Using a spherical volume element should not work, because of the spherical packing problem. The right thing to do seems to be to use a cubic volume element:
$$ V_0 = xyz = {r_0}^3 \quad\quad\mathrm{and}\quad\quad dV = yz\,dx + xz\,dy + xy\,dz = 3r^2\, dr.$$
Carrying through the calculation leads to:
$$B = V_0 \frac{1}{3r^2}\frac{d}{dr}\left[ \frac{1}{3r^2}\frac{du}{dr}\right]\Bigr|_{r=r_0} = \frac{{r_0}^3}{3{r_0}^2}\left[ -\frac{2}{3{r_0}^3}\frac{du}{dr}\Bigr|_{r=r_0} + \frac{1}{3{r_0}^2}\frac{d^2u}{dr^2}\Bigr|_{r=r_0}\right]$$
At the equilibrium lattice spacing $\frac{du}{dr}|_{r=r_0}=0$, so
$$ B = \frac{1}{9 r_0}\,\frac{d^2u}{dr^2}\Bigr|_{r=r_0}$$
Using an exponentially screened interatomic potential model and actual data for NaCl this gives about a factor of two too big for the bulk modulus.
Digging around in some old books I found a relevant exercise in Ashcroft and Mermin, Solid State Physics (1976). In chapter 20 of that text problem 2 begins:
Show that the bulk modulus for an ionic crystal with the NaCl structure is given by $$ B = \frac{1}{18 r_0}\,\frac{d^2u}{dr^2}\Bigr|_{r=r_0}$$
So there's my factor of two! The question remains, why? Why is the prefactor $18$ and not $9$?
The text isn't particularly well cross referenced, so I'm having trouble digging out how to set things up from earlier chapters.
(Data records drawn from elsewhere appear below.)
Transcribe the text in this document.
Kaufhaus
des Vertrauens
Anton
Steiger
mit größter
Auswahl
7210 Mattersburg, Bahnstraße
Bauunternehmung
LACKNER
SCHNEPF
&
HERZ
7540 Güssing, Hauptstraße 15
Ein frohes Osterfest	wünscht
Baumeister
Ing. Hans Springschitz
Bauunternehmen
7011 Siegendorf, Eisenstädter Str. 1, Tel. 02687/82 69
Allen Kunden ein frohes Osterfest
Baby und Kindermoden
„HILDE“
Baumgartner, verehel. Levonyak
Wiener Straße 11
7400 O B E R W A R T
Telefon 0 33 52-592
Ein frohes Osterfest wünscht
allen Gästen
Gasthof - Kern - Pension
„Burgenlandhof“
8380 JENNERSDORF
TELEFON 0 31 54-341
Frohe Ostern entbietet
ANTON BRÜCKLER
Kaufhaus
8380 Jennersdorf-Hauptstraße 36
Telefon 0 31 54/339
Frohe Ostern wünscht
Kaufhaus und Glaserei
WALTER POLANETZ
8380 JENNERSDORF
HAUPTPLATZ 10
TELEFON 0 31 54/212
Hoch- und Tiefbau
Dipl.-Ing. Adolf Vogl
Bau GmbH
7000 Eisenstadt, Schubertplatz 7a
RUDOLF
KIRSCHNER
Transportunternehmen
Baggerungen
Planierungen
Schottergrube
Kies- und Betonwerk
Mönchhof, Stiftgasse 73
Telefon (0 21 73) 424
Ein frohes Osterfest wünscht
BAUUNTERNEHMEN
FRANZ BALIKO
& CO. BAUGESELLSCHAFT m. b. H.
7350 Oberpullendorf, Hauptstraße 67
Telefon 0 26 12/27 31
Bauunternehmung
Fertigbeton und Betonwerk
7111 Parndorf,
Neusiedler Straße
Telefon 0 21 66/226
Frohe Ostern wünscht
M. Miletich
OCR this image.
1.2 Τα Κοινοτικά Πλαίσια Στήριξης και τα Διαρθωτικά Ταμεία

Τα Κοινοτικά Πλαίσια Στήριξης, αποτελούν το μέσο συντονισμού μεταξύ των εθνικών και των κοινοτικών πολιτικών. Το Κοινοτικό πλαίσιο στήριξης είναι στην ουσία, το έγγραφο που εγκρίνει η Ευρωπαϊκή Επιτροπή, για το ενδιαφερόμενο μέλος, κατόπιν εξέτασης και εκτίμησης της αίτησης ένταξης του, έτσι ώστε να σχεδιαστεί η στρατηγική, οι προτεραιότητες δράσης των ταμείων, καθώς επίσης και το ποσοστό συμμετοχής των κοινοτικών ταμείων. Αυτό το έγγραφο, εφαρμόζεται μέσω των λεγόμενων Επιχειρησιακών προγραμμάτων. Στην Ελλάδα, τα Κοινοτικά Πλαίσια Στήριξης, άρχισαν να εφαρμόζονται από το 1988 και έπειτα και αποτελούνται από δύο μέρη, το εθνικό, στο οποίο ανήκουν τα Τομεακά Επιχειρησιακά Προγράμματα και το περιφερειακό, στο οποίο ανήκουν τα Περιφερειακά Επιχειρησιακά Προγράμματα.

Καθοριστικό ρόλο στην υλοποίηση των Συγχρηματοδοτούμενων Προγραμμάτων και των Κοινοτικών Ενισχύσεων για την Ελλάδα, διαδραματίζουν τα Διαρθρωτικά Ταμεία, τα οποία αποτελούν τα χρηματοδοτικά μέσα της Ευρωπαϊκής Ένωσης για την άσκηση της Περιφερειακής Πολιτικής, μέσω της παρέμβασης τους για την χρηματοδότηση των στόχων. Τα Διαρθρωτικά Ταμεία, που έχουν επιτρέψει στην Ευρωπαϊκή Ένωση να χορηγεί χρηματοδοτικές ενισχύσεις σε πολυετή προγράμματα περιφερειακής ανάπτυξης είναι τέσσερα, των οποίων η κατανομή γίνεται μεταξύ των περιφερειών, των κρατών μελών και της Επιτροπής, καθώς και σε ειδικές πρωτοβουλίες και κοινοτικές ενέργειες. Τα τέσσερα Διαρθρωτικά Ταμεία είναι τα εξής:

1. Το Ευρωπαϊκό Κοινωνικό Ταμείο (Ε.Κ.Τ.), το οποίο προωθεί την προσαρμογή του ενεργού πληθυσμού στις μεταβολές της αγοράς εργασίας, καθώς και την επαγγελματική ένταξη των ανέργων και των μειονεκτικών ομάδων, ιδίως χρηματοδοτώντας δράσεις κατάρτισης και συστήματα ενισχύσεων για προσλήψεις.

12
There's a similar example problem using a face-centered cubic lattice. The authors, pull some nearest neighbor factors out of thin air and write down the volume element $V_{FCC}=\frac{r^3}{\sqrt{2}}$ with little explanation. But for the simple cubic lattice, the lattice constant just is the nearest neighbor distance. $V_{SC}=2r^3$ will give the right answer, but where does that $2$ come from.
How do I correctly set up the volume element for a simple cubic lattice?
Best Answer
A little bit of pedantry first: NaCl has a face-centered cubic lattice structure with 2 atoms in the basis (1 Na and 1 Cl), which looks like a simple cubic structure only if we ignore that there are two different kinds of atoms. In the following, $r$ will be the minimum separation between atoms, i.e. the shortest distance between a sodium and a chlorine atom. In the case of NaCl, the equilibrium distance of $r$ is exactly half the lattice constant $r_0 = a/2$, and would be the lattice constant of the simple cubic lattice, if the two types of atoms were indeed identical. Going off your question, I assume this is what you used.
Regarding your calculation, Ashcroft and Mermin point out the convention that threw you off in a footnote, in my edition it's in chapter 20, ionic crystals, page 403, footnote 11, which reads
Since your cube of side length $r$ only contains a total of half a cation and half an anion, that's only half an ion pair. The correctly sized volume to go with the given convention for $u$ is therefore one that contains a full ion pair, which must then consequently be twice as large, i.e. $V=2r^3$.